During the conversation, the reality star said she’s been talking to Young, a 30-year-old Tennessee native who was sentenced to life in prison without parole for a 2010 drug arrest due to mandatory sentences, in hopes of having his sentence commuted. “Yesterday, I had a call with a gentleman that’s in prison for a drug case — got life. It’s so unfair. He’s 30 years old. He’s been in for almost 10 years,” she said. “His prior conviction to get him to his three strikes was marijuana, and then marijuana with less than half a gram of cocaine possession.” (Young’s case, which is more complex and includes a gun charge, is detailed here.)

Kim Kardashian, pictured at a KKW Beauty fan event in June, continues her quest for prison reform. (Photo: Stefanie Keenan/Getty Images for ABA)
Kim Kardashian, pictured at a KKW Beauty fan event in June, continues her quest for prison reform. (Photo: Stefanie Keenan/Getty Images for ABA)

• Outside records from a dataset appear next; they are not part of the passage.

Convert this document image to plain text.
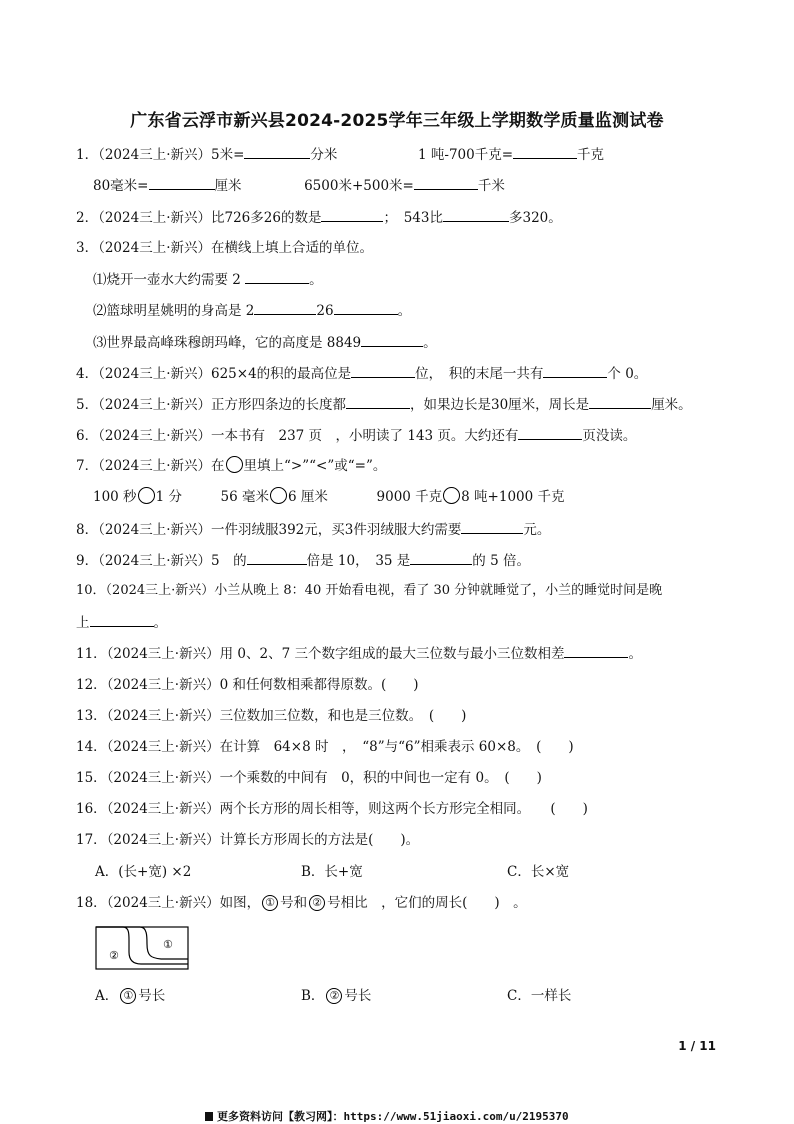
广东省云浮市新兴县2024-2025学年三年级上学期数学质量监测试卷
1．（2024三上·新兴）5米=	分米	1 吨-700千克=	千克
80毫米=	厘米	6500米+500米=	千米
2．（2024三上·新兴）比726多26的数是	；　543比	多320。
3．（2024三上·新兴）在横线上填上合适的单位。
⑴烧开一壶水大约需要 2	。
⑵篮球明星姚明的身高是 2	26	。
⑶世界最高峰珠穆朗玛峰，它的高度是 8849	。
4．（2024三上·新兴）625×4的积的最高位是	位，　积的末尾一共有	个 0。
5．（2024三上·新兴）正方形四条边的长度都	，如果边长是30厘米，周长是	厘米。
6．（2024三上·新兴）一本书有　237 页　，小明读了 143 页。大约还有	页没读。
7．（2024三上·新兴）在 里填上“>”“<”或“=”。
100 秒 1 分	56 毫米 6 厘米	9000 千克 8 吨+1000 千克
8．（2024三上·新兴）一件羽绒服392元，买3件羽绒服大约需要	元。
9．（2024三上·新兴）5　的	倍是 10，　35 是	的 5 倍。
10．（2024三上·新兴）小兰从晚上 8：40 开始看电视，看了 30 分钟就睡觉了，小兰的睡觉时间是晚
上	。
11．（2024三上·新兴）用 0、2、7 三个数字组成的最大三位数与最小三位数相差	。
12．（2024三上·新兴）0 和任何数相乘都得原数。(　　)
13．（2024三上·新兴）三位数加三位数，和也是三位数。　(　　)
14．（2024三上·新兴）在计算　64×8 时　，　“8”与“6”相乘表示 60×8。　(　　)
15．（2024三上·新兴）一个乘数的中间有　0，积的中间也一定有 0。　(　　)
16．（2024三上·新兴）两个长方形的周长相等，则这两个长方形完全相同。　　(　　)
17．（2024三上·新兴）计算长方形周长的方法是(　　)。
A．(长+宽) ×2	B．长+宽	C．长×宽
18．（2024三上·新兴）如图， ① 号和 ② 号相比　，它们的周长(　　)　。
②
①
A． ① 号长	B． ② 号长	C．一样长
1 / 11
更多资料访问【教习网】：https://www.51jiaoxi.com/u/2195370
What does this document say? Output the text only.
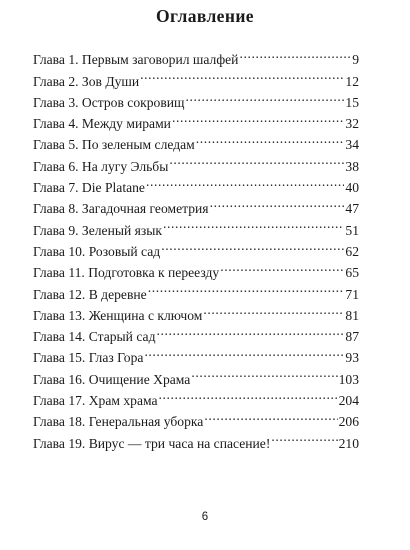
Оглавление
Глава 1. Первым заговорил шалфей .....	9
Глава 2. Зов Души .....	12
Глава 3. Остров сокровищ .....	15
Глава 4. Между мирами .....	32
Глава 5. По зеленым следам .....	34
Глава 6. На лугу Эльбы .....	38
Глава 7. Die Platane .....	40
Глава 8. Загадочная геометрия .....	47
Глава 9. Зеленый язык .....	51
Глава 10. Розовый сад .....	62
Глава 11. Подготовка к переезду .....	65
Глава 12. В деревне .....	71
Глава 13. Женщина с ключом .....	81
Глава 14. Старый сад .....	87
Глава 15. Глаз Гора .....	93
Глава 16. Очищение Храма .....	103
Глава 17. Храм храма .....	204
Глава 18. Генеральная уборка .....	206
Глава 19. Вирус — три часа на спасение! .....	210
6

Kardashian continued, “I was on the phone with the judge that sentenced him to life who resigned because he had never been on the side of having to do something so unfair,” referring to former Tennessee Judge Kevin Sharp. “Now he is fighting [alongside] us to get [Young] out. … It was a mandatory sentence [Sharp] had to deliver, and he knew it was so wrong. And he was like, ‘I’m going to make this right. I’m going to step down, and I’m going to fight to help get him out.’”

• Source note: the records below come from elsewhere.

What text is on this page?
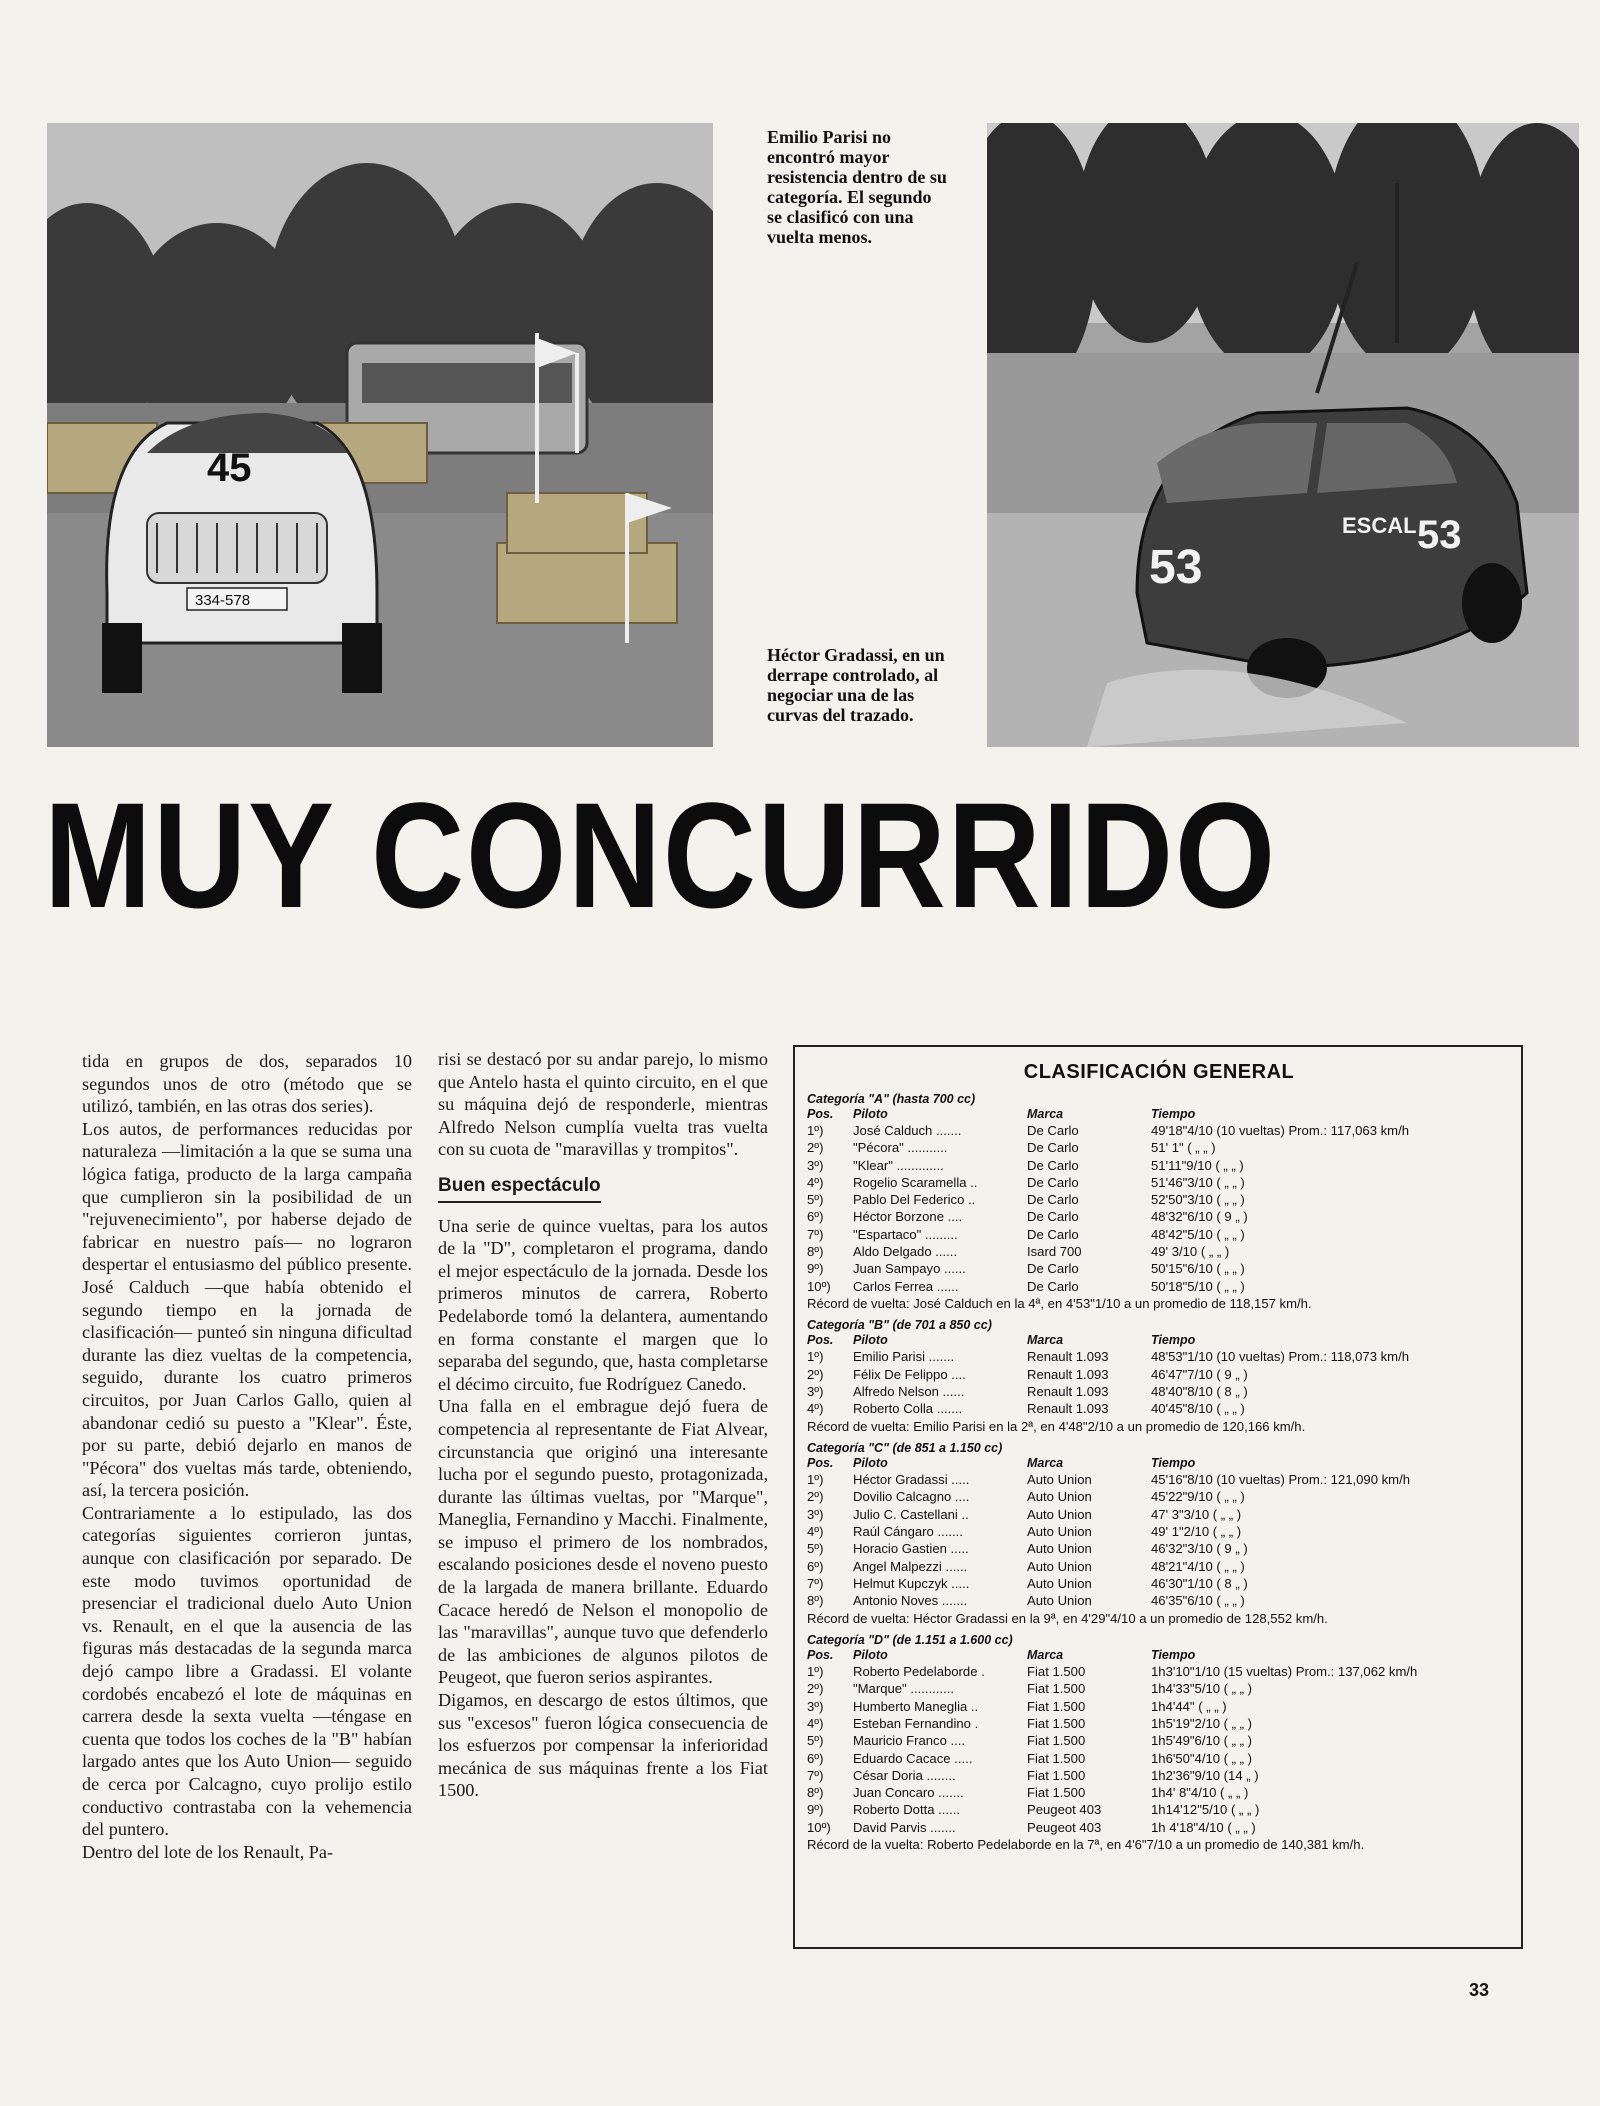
45
334-578
53
53
ESCAL
Emilio Parisi no encontró mayor resistencia dentro de su categoría. El segundo se clasificó con una vuelta menos.
Héctor Gradassi, en un derrape controlado, al negociar una de las curvas del trazado.
MUY CONCURRIDO

tida en grupos de dos, separados 10 segundos unos de otro (método que se utilizó, también, en las otras dos series).

Los autos, de performances reducidas por naturaleza —limitación a la que se suma una lógica fatiga, producto de la larga campaña que cumplieron sin la posibilidad de un "rejuvenecimiento", por haberse dejado de fabricar en nuestro país— no lograron despertar el entusiasmo del público presente. José Calduch —que había obtenido el segundo tiempo en la jornada de clasificación— punteó sin ninguna dificultad durante las diez vueltas de la competencia, seguido, durante los cuatro primeros circuitos, por Juan Carlos Gallo, quien al abandonar cedió su puesto a "Klear". Éste, por su parte, debió dejarlo en manos de "Pécora" dos vueltas más tarde, obteniendo, así, la tercera posición.

Contrariamente a lo estipulado, las dos categorías siguientes corrieron juntas, aunque con clasificación por separado. De este modo tuvimos oportunidad de presenciar el tradicional duelo Auto Union vs. Renault, en el que la ausencia de las figuras más destacadas de la segunda marca dejó campo libre a Gradassi. El volante cordobés encabezó el lote de máquinas en carrera desde la sexta vuelta —téngase en cuenta que todos los coches de la "B" habían largado antes que los Auto Union— seguido de cerca por Calcagno, cuyo prolijo estilo conductivo contrastaba con la vehemencia del puntero.

Dentro del lote de los Renault, Pa-

risi se destacó por su andar parejo, lo mismo que Antelo hasta el quinto circuito, en el que su máquina dejó de responderle, mientras Alfredo Nelson cumplía vuelta tras vuelta con su cuota de "maravillas y trompitos".

Buen espectáculo

Una serie de quince vueltas, para los autos de la "D", completaron el programa, dando el mejor espectáculo de la jornada. Desde los primeros minutos de carrera, Roberto Pedelaborde tomó la delantera, aumentando en forma constante el margen que lo separaba del segundo, que, hasta completarse el décimo circuito, fue Rodríguez Canedo.

Una falla en el embrague dejó fuera de competencia al representante de Fiat Alvear, circunstancia que originó una interesante lucha por el segundo puesto, protagonizada, durante las últimas vueltas, por "Marque", Maneglia, Fernandino y Macchi. Finalmente, se impuso el primero de los nombrados, escalando posiciones desde el noveno puesto de la largada de manera brillante. Eduardo Cacace heredó de Nelson el monopolio de las "maravillas", aunque tuvo que defenderlo de las ambiciones de algunos pilotos de Peugeot, que fueron serios aspirantes.

Digamos, en descargo de estos últimos, que sus "excesos" fueron lógica consecuencia de los esfuerzos por compensar la inferioridad mecánica de sus máquinas frente a los Fiat 1500.

CLASIFICACIÓN GENERAL
Categoría "A" (hasta 700 cc)
Pos.	Piloto	Marca	Tiempo
1º)	José Calduch .......	De Carlo	49'18"4/10 (10 vueltas) Prom.: 117,063 km/h
2º)	"Pécora" ...........	De Carlo	51' 1" ( „ „ )
3º)	"Klear" .............	De Carlo	51'11"9/10 ( „ „ )
4º)	Rogelio Scaramella ..	De Carlo	51'46"3/10 ( „ „ )
5º)	Pablo Del Federico ..	De Carlo	52'50"3/10 ( „ „ )
6º)	Héctor Borzone ....	De Carlo	48'32"6/10 ( 9 „ )
7º)	"Espartaco" .........	De Carlo	48'42"5/10 ( „ „ )
8º)	Aldo Delgado ......	Isard 700	49' 3/10 ( „ „ )
9º)	Juan Sampayo ......	De Carlo	50'15"6/10 ( „ „ )
10º)	Carlos Ferrea ......	De Carlo	50'18"5/10 ( „ „ )
Récord de vuelta: José Calduch en la 4ª, en 4'53"1/10 a un promedio de 118,157 km/h.
Categoría "B" (de 701 a 850 cc)
Pos.	Piloto	Marca	Tiempo
1º)	Emilio Parisi .......	Renault 1.093	48'53"1/10 (10 vueltas) Prom.: 118,073 km/h
2º)	Félix De Felippo ....	Renault 1.093	46'47"7/10 ( 9 „ )
3º)	Alfredo Nelson ......	Renault 1.093	48'40"8/10 ( 8 „ )
4º)	Roberto Colla .......	Renault 1.093	40'45"8/10 ( „ „ )
Récord de vuelta: Emilio Parisi en la 2ª, en 4'48"2/10 a un promedio de 120,166 km/h.
Categoría "C" (de 851 a 1.150 cc)
Pos.	Piloto	Marca	Tiempo
1º)	Héctor Gradassi .....	Auto Union	45'16"8/10 (10 vueltas) Prom.: 121,090 km/h
2º)	Dovilio Calcagno ....	Auto Union	45'22"9/10 ( „ „ )
3º)	Julio C. Castellani ..	Auto Union	47' 3"3/10 ( „ „ )
4º)	Raúl Cángaro .......	Auto Union	49' 1"2/10 ( „ „ )
5º)	Horacio Gastien .....	Auto Union	46'32"3/10 ( 9 „ )
6º)	Angel Malpezzi ......	Auto Union	48'21"4/10 ( „ „ )
7º)	Helmut Kupczyk .....	Auto Union	46'30"1/10 ( 8 „ )
8º)	Antonio Noves .......	Auto Union	46'35"6/10 ( „ „ )
Récord de vuelta: Héctor Gradassi en la 9ª, en 4'29"4/10 a un promedio de 128,552 km/h.
Categoría "D" (de 1.151 a 1.600 cc)
Pos.	Piloto	Marca	Tiempo
1º)	Roberto Pedelaborde .	Fiat 1.500	1h3'10"1/10 (15 vueltas) Prom.: 137,062 km/h
2º)	"Marque" ............	Fiat 1.500	1h4'33"5/10 ( „ „ )
3º)	Humberto Maneglia ..	Fiat 1.500	1h4'44" ( „ „ )
4º)	Esteban Fernandino .	Fiat 1.500	1h5'19"2/10 ( „ „ )
5º)	Mauricio Franco ....	Fiat 1.500	1h5'49"6/10 ( „ „ )
6º)	Eduardo Cacace .....	Fiat 1.500	1h6'50"4/10 ( „ „ )
7º)	César Doria ........	Fiat 1.500	1h2'36"9/10 (14 „ )
8º)	Juan Concaro .......	Fiat 1.500	1h4' 8"4/10 ( „ „ )
9º)	Roberto Dotta ......	Peugeot 403	1h14'12"5/10 ( „ „ )
10º)	David Parvis .......	Peugeot 403	1h 4'18"4/10 ( „ „ )
Récord de la vuelta: Roberto Pedelaborde en la 7ª, en 4'6"7/10 a un promedio de 140,381 km/h.
33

Kardashian said she really “connected” with Young, who has had a “perfect record” in prison. She said he worries about being dragged into trouble being housed in a maximum security prison where there is violence on a daily basis.

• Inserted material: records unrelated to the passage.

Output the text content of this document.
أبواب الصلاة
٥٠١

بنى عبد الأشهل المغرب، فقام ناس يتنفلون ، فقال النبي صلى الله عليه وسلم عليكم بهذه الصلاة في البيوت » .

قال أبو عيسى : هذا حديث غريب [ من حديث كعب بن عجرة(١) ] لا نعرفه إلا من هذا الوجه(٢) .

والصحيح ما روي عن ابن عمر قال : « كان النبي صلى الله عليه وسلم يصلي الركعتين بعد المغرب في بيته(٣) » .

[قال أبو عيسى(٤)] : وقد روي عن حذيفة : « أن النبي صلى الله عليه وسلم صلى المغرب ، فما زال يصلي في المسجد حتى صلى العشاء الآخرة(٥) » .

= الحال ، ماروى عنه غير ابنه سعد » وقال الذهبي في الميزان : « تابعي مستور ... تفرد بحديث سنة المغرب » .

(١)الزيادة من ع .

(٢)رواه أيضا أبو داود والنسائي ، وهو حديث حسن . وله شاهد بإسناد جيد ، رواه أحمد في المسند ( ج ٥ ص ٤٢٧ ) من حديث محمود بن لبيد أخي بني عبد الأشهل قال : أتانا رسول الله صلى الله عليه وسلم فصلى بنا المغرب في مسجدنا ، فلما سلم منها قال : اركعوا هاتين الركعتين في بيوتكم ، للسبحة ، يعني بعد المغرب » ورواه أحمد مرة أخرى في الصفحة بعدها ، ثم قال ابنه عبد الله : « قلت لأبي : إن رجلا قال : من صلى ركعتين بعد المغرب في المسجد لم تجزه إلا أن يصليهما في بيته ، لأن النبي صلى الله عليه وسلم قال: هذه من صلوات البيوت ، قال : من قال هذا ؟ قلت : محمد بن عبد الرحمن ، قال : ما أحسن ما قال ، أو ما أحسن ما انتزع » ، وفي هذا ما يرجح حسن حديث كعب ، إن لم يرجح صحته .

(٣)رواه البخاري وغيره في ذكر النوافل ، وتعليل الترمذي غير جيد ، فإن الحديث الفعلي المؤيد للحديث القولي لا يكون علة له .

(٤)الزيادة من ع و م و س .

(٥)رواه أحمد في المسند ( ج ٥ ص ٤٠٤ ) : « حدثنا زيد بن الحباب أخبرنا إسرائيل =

At another point in the interview, Kardashian referenced Cyntoia Brown, a trafficking victim serving a life sentence for murder, saying she had been reading up about her. She also talked about Kevin Cooper’s case.

Kardashian’s passion for prison reform is clear in the hourlong interview. She talks more about helping to pardon Johnson in June and learning that there are “probably 3,000 Alices” out there — people serving life terms for nonviolent drug-related charges. So she says she’s been doing research, including visiting a women’s prison in California in July.

“The place was practically shaking,” Kardashian said of her visit to California Institution for Women in Corona. Because she had just helped Johnson — and got so much press for it — prisoners were yelling, “‘Kim Kardashian is here. Are you going to get us out? Get us out,’” she recalled. But the experience helped “normalize” the life of an inmate for her. “I totally understood them,” she said. However, she admitted, “I was overwhelmed leaving. I don’t even know where to start. I’m learning.” She also said that after talking to so many women imprisoned for domestic violence cases, she thought for the first time about helping to free violent criminals too, depending on the circumstances.

Kardashian said that she “often” speaks with Jared Kushner, White House senior adviser and President Trump’s son-in-law, who she said is “passionate” about changing sentencing laws. “There are so many flaws” in the law, she said. However, she continues, “I’m hopeful.” She also said that when she was first interested in helping Johnson, she reached out to Ivanka Trump because she figured she “would totally understand” as a woman and mother.

The mom of three ended her interview by talking about her passion to make things better for inmates. “I didn’t know anything going into this,” she said, “and I still don’t know everything. I’m learning so much as I go. But I know that I have a voice, and so I am happy to use it.” And she’s using it at 1600 Pennsylvania Ave.